她身子一拧,屁股一翘,委屈劲儿全写在脸上,连呼吸都轻了半拍。
“没错——在我这儿,你,就值这个价。”
王枫眼皮一掀,懒洋洋甩出一句,话音未落,已抬手喊:“下一个!”
没干过供销社的活,可架势比老售货员还稳:手势利落,眼神清冷,节奏拿捏得滴水不漏。
“王枫,你太过分了!欺负人家孤儿寡母,算什么本事!”
小寡妇一皱眉,舔狗立刻上线。

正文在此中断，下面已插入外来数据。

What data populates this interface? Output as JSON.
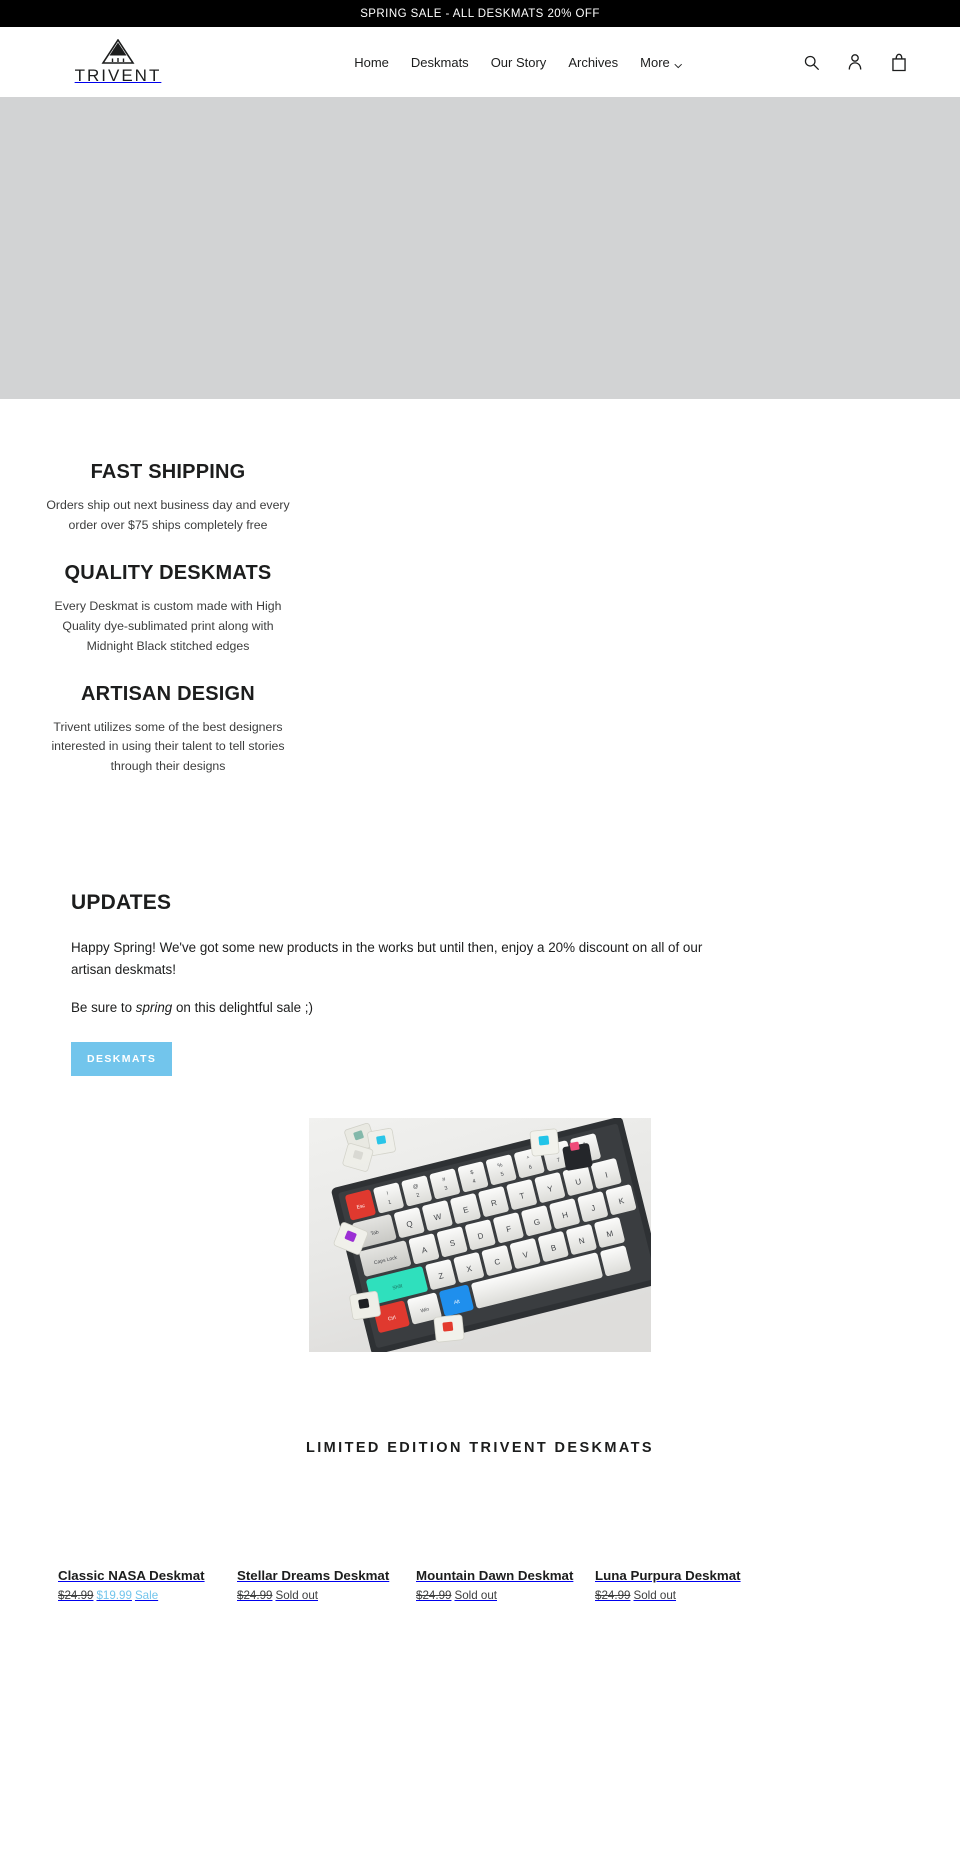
{
  "announcement": {
    "text": "SPRING SALE - ALL DESKMATS 20% OFF"
  },
  "header": {
    "logo_word": "TRIVENT",
    "logo_icon": "mountain-peak-logo",
    "nav": [
      {
        "label": "Home"
      },
      {
        "label": "Deskmats"
      },
      {
        "label": "Our Story"
      },
      {
        "label": "Archives"
      },
      {
        "label": "More",
        "has_chevron": true
      }
    ],
    "icons": [
      {
        "name": "search-icon"
      },
      {
        "name": "account-icon"
      },
      {
        "name": "cart-icon"
      }
    ]
  },
  "hero": {
    "background_color": "#d2d3d4"
  },
  "features": [
    {
      "title": "FAST SHIPPING",
      "body": "Orders ship out next business day and every order over $75 ships completely free"
    },
    {
      "title": "QUALITY DESKMATS",
      "body": "Every Deskmat is custom made with High Quality dye-sublimated print along with Midnight Black stitched edges"
    },
    {
      "title": "ARTISAN DESIGN",
      "body": "Trivent utilizes some of the best designers interested in using their talent to tell stories through their designs"
    }
  ],
  "updates": {
    "title": "UPDATES",
    "paragraph_1": "Happy Spring! We've got some new products in the works but until then, enjoy a 20% discount on all of our artisan deskmats!",
    "paragraph_2_before": "Be sure to ",
    "paragraph_2_em": "spring",
    "paragraph_2_after": " on this delightful sale ;)",
    "button_label": "DESKMATS",
    "button_color": "#72c5ec"
  },
  "photo": {
    "alt": "mechanical keyboard with loose switches on white desk"
  },
  "collection": {
    "title": "LIMITED EDITION TRIVENT DESKMATS",
    "products": [
      {
        "name": "Classic NASA Deskmat",
        "price_old": "$24.99",
        "price_sale": "$19.99",
        "status": "Sale",
        "on_sale": true
      },
      {
        "name": "Stellar Dreams Deskmat",
        "price_old": "$24.99",
        "price_sale": "",
        "status": "Sold out",
        "on_sale": false
      },
      {
        "name": "Mountain Dawn Deskmat",
        "price_old": "$24.99",
        "price_sale": "",
        "status": "Sold out",
        "on_sale": false
      },
      {
        "name": "Luna Purpura Deskmat",
        "price_old": "$24.99",
        "price_sale": "",
        "status": "Sold out",
        "on_sale": false
      }
    ]
  }
}
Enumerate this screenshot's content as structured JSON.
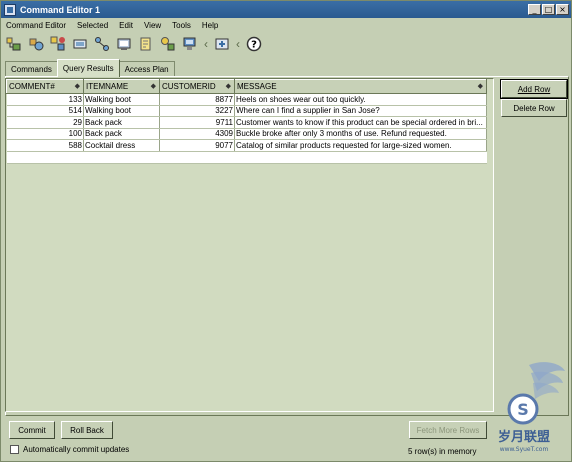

傻柱没等秦淮茹挪脚,就“啪”一掌拍在案板上,震得油渍乱溅。
“快把好肉拿出来!给秦姐换上!”
说完,他脖子一梗,斜眼扫向肉堆,手指直戳一块肥瘦匀称的五花:“就它!”
“你算哪根葱?”
王枫差点笑出声。
连舔人都舔不到点子上的主,还敢跳出来叫板?
“滚远点!爱要不要,不要拉倒——后头排队的人,可都等着呢!”
他眼一斜,嘴角一撇,那弧度,活象刚吞了颗酸梅。
“你凭什么这么糟践秦姐!”
傻柱彻底炸了!
怒火烧得他忘了前两天被王枫按在地上揍得鼻血横流的疼,伸手就攥住王枫衣领,指节绷得发白。
“小样儿!”
王枫等的就是这一下。
手腕一翻,死死扣住傻柱脉门,往上猛掀,同时暗运异能——
只见傻柱一百五六十斤的身子,竟被硬生生掀得离地腾空,像只笨拙的麻袋,凌空翻了个滚!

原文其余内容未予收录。